A drawer may ratify an unauthorized signature or forgery, thereby foregoing the right to assert the unauthorized signature against another party. Whether a party ratified an unauthorized signature or forgery is a question of fact. Furthermore in order for a court to find that a particular factual pattern is ratification, the facts must not be susceptible to any other interpretation.


The 1990 revisions added an encoding warranty, by which a party who encodes information on the face of a check is held strictly liable for such encoding. Banks have traditionally encoded checks by employing Magnetic Ink Character Recognition technology (MICR), and they are increasingly shifting to Optical Character Recognition (OCR) technology.

The MICR and OCR line on the bottom portion of the check contains three fields. The first field contains the routing number of the payor bank, which tells the depository and collecting banks where to send the check. The second field contains the drawer's account and check numbers, which tells the payor bank which account to debit. The first and second fields are generally encoded by the drawee bank before the preprinted check form is given to its customer. The third field shows the amount of the check. The third field is generally encoded manually by the depository institution.

Definition of Ordinary Care

The definition of negligence standards used in the law were standardized in the revision. Ordinary care with respect to persons engaged in business, such as banks, means the observance of reasonable commercial standards, prevailing in the area in which the person is located, with respect to the business in which the person is engaged. The definition further specifies that in the case of a bank that takes an instrument for processing for collection or payment by automated means, reasonable commercial standards do not require the bank to examine the instrument if the failure to examine does not violate the bank's prescribed procedures and the bank's procedures do not unreasonably vary from general banking usage not disapproved by the law.
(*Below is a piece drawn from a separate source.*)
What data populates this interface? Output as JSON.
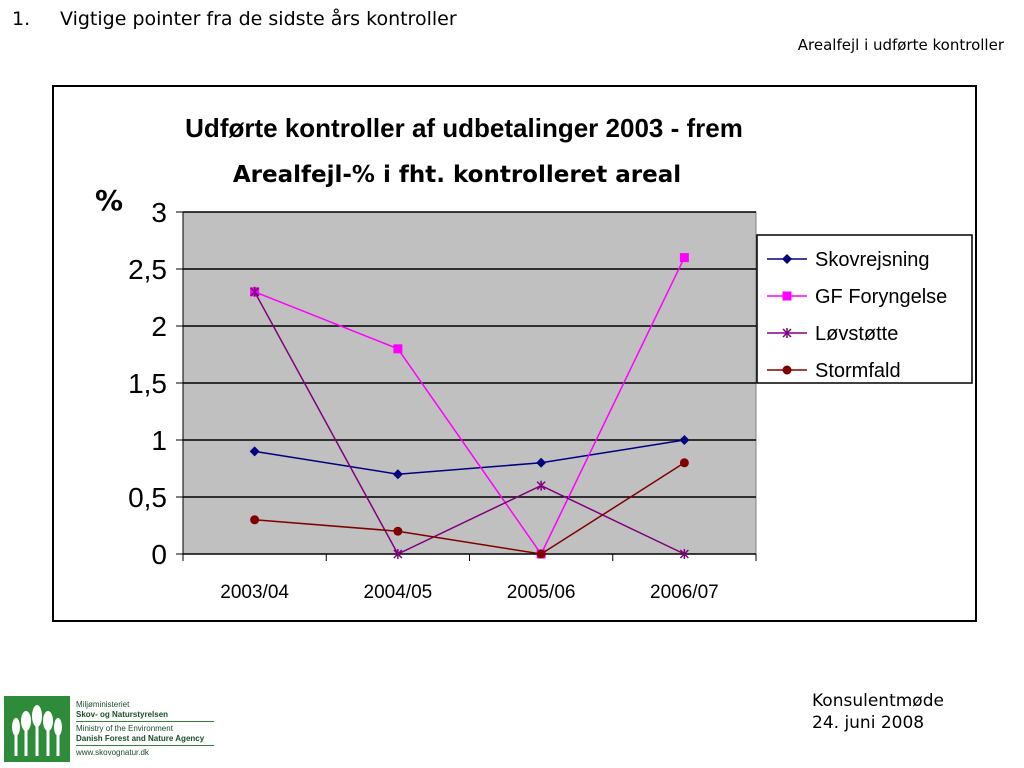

This endorses the procedure of not verifying signatures on checks below a certain dollar amount (within reasonable limits).


The bottom line from these developments is that employers and businesses are now likely to be responsible for part of the loss incurred in check fraud cases.

They should be put on notice that they need to implement policies under which (1.) banks they deal with are kept current on who is authorized to issue and sign checks, (2.) limit the number of people so authorized and (3.) adequately review canceled checks and statements as quickly as possible after they are received, to ensure they have been properly issued and paid.